PICASSO ET LA PRÉHISTOIRE. On sait combien Picasso (1881-1973) et ses contemporains ont été frappés par l’art africain et s’en sont inspiré. On sait moins que Picasso a tout autant été influencé par l’art de la Préhistoire. En effet c’est au début du XXe siècle que sont authentifiés des objets et peintures de cette époque et qu’ils sont montrés dans des expositions et des publications. Picasso se procure deux moulages de la fameuse Vénus de Lespugue, une statuette féminine en ivoire de mammouth âgée d'environ 27000 ans. Celle-ci lui montre qu’il y a d’autres façons de représenter un corps de femme et Picasso ne s’en privera pas comme le prouve Femme lançant une pierre (1931) au début du parcours.

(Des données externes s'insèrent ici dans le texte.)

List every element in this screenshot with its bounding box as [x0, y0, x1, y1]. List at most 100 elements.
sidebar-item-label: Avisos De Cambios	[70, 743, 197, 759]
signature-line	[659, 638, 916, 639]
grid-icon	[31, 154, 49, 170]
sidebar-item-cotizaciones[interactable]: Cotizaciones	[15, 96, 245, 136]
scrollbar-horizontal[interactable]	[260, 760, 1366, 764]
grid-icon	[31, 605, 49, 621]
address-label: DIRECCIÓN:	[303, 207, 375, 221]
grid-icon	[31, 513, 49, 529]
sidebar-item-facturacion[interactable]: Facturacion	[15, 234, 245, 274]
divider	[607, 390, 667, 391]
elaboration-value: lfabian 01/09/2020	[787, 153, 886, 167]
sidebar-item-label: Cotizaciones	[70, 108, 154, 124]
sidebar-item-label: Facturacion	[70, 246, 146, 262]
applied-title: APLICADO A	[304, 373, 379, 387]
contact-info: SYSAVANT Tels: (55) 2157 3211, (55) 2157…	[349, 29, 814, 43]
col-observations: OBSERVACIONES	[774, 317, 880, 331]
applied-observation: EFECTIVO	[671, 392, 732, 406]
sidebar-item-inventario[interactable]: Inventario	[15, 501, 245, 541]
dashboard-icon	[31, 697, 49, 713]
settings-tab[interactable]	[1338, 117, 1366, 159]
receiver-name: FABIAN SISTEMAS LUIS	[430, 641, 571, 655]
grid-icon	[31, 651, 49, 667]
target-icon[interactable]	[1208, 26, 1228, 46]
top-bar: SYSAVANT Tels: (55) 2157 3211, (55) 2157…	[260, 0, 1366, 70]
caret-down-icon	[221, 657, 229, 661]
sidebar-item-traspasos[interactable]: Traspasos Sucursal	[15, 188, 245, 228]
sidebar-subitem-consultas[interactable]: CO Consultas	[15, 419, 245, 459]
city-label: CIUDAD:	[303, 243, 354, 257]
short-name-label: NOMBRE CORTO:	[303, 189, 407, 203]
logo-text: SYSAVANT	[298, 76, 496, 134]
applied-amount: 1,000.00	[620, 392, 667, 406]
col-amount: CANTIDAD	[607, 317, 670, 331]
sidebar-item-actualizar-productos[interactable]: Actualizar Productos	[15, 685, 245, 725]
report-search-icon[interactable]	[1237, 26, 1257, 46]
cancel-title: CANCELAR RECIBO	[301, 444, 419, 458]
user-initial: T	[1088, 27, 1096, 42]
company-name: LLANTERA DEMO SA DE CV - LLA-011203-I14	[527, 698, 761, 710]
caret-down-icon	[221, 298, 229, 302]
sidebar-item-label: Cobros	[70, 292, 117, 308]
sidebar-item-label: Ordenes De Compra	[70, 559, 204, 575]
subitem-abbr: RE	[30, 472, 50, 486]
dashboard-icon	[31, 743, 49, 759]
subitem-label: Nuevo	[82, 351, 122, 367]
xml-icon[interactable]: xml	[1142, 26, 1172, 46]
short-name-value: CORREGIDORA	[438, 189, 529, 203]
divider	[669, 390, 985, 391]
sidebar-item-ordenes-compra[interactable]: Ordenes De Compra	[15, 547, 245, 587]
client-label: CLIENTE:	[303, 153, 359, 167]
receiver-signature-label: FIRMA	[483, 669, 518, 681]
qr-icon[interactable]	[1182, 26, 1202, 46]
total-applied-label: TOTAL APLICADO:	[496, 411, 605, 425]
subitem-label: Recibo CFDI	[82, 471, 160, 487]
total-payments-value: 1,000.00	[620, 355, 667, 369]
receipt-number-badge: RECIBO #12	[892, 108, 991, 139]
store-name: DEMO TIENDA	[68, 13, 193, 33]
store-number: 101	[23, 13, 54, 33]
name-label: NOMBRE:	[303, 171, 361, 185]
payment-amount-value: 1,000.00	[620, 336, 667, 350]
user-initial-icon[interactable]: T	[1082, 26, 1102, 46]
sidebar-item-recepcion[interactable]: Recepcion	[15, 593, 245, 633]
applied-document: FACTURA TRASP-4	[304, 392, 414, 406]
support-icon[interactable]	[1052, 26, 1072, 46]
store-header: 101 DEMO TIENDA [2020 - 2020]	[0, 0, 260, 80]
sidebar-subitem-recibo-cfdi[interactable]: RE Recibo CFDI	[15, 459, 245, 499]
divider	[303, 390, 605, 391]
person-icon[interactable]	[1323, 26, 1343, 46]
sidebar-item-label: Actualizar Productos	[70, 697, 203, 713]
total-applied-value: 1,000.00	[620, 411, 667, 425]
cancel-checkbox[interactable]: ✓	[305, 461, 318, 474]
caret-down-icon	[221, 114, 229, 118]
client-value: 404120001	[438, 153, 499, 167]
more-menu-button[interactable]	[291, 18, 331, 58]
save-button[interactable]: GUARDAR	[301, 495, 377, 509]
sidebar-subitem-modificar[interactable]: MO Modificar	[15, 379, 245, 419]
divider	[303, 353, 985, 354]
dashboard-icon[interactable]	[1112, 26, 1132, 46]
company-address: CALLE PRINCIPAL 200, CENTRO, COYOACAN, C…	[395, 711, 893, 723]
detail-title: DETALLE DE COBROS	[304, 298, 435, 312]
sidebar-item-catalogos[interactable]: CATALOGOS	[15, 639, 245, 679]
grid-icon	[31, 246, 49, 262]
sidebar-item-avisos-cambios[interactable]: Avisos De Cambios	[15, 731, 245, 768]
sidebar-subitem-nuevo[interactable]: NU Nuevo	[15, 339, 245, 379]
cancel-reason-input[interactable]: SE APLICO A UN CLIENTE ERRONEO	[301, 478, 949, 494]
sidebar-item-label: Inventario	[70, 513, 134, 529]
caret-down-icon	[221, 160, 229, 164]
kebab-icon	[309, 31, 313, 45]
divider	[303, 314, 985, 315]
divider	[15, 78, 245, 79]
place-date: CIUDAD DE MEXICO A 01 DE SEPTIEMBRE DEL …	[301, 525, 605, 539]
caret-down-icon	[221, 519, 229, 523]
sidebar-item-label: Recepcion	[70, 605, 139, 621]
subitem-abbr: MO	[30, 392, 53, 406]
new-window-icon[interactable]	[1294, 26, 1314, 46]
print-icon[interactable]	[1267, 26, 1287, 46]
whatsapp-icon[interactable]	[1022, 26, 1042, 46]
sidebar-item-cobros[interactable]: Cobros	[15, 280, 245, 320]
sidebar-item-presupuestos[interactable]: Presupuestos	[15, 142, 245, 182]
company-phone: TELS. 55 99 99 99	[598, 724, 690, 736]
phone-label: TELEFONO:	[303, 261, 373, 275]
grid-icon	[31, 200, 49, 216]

Les commissaires ont conçu celui-ci en cinq sections dans lesquels sont présentés une quarantaine de peintures, sculptures, céramiques et galets gravés de Picasso, en dialogue avec des œuvres préhistoriques et des objets issus de ses ateliers. Parmi ces derniers on trouve un grand nombre de galets et d’os que Picasso avait recueillis au cours de ses promenades et qu’il considérait comme des sculptures en soi.
«Corps modelés», la première section, présente une photographie de Brassaï montrant, dans l’atelier de Picasso, une vitrine contenant toutes sortes d’objets dont les deux Vénus de Lespugue. Dans cette section sont exposés trois bronzes de l’artiste et une cinquantaine de petits ossements émoussés par le temps et l’érosion de l’eau. On y voit également le crâne de boviné que Picasso brandit sur une photo de Dora Maar (1937).
Avec «Bestiaire et grands décors», les commissaires associent des relevés de dessins préhistoriques, tels Le Sorcier de la grotte des Trois-Frères ou les animaux de la grotte d’Altamira (Espagne) avec, entre autres, une sculpture de Faune (1951) et une impressionnante gravure, Taureau attaquant un cheval (1921), rappelant de façon saisissante l’art pariétal préhistorique.
Il en est de même dans la section suivante «Empreintes et abstractions», où l’on voit, à côté des innombrables reproductions de mains que l’on trouve dans les grottes préhistoriques, une Empreinte (au sucre) de la main de Picasso (1936) et un moulage en plâtre de sa main (1937). L'Acrobate bleu (1929), accroché ici aussi, n’est pas sans rappeler, quant à lui, la façon dont les artistes préhistoriques utilisaient les aspérités de la roche pour concevoir leurs peintures.
Comme les premiers artistes, Picasso ramasse des objets naturels ou fabriqués dans lesquels il voit autre chose, par exemple des têtes de morts, et les façonne parfois à sa guise. La section «Objets trouvés» nous présente ainsi divers objets hétéroclites récoltés par Picasso et surtout une dizaine de galets et autres trouvailles transformés par celui-ci en tête ou en simple visage, comme le faisaient nos lointains ancêtres, dont on nous montre quelques réalisations.
L’exposition se termine avec une section consacrée aux « Déesses primitives ». Les reproductions de six d’entre elles sont exposées à côté de deux sculptures de Picasso, Buste de femme (1931) et Femme (1948) qui, avec leurs formes voluptueuses, leur ressemblent beaucoup. Mais l’œuvre la plus étonnante, si on peut la désigner ainsi, est cette Vénus du gaz (1945), un brûleur de cuisinière, unique ready-made dans l’œuvre de Picasso qui, ici, ne dénote pas. Une exposition originale sur cet artiste dont on célèbre, à travers un grand nombre d’expositions, le cinquantième anniversaire de sa mort. R.P. Musée de l’Homme 16e. Jusqu’au 12 juin 2023. Lien : www.museedelhomme.fr.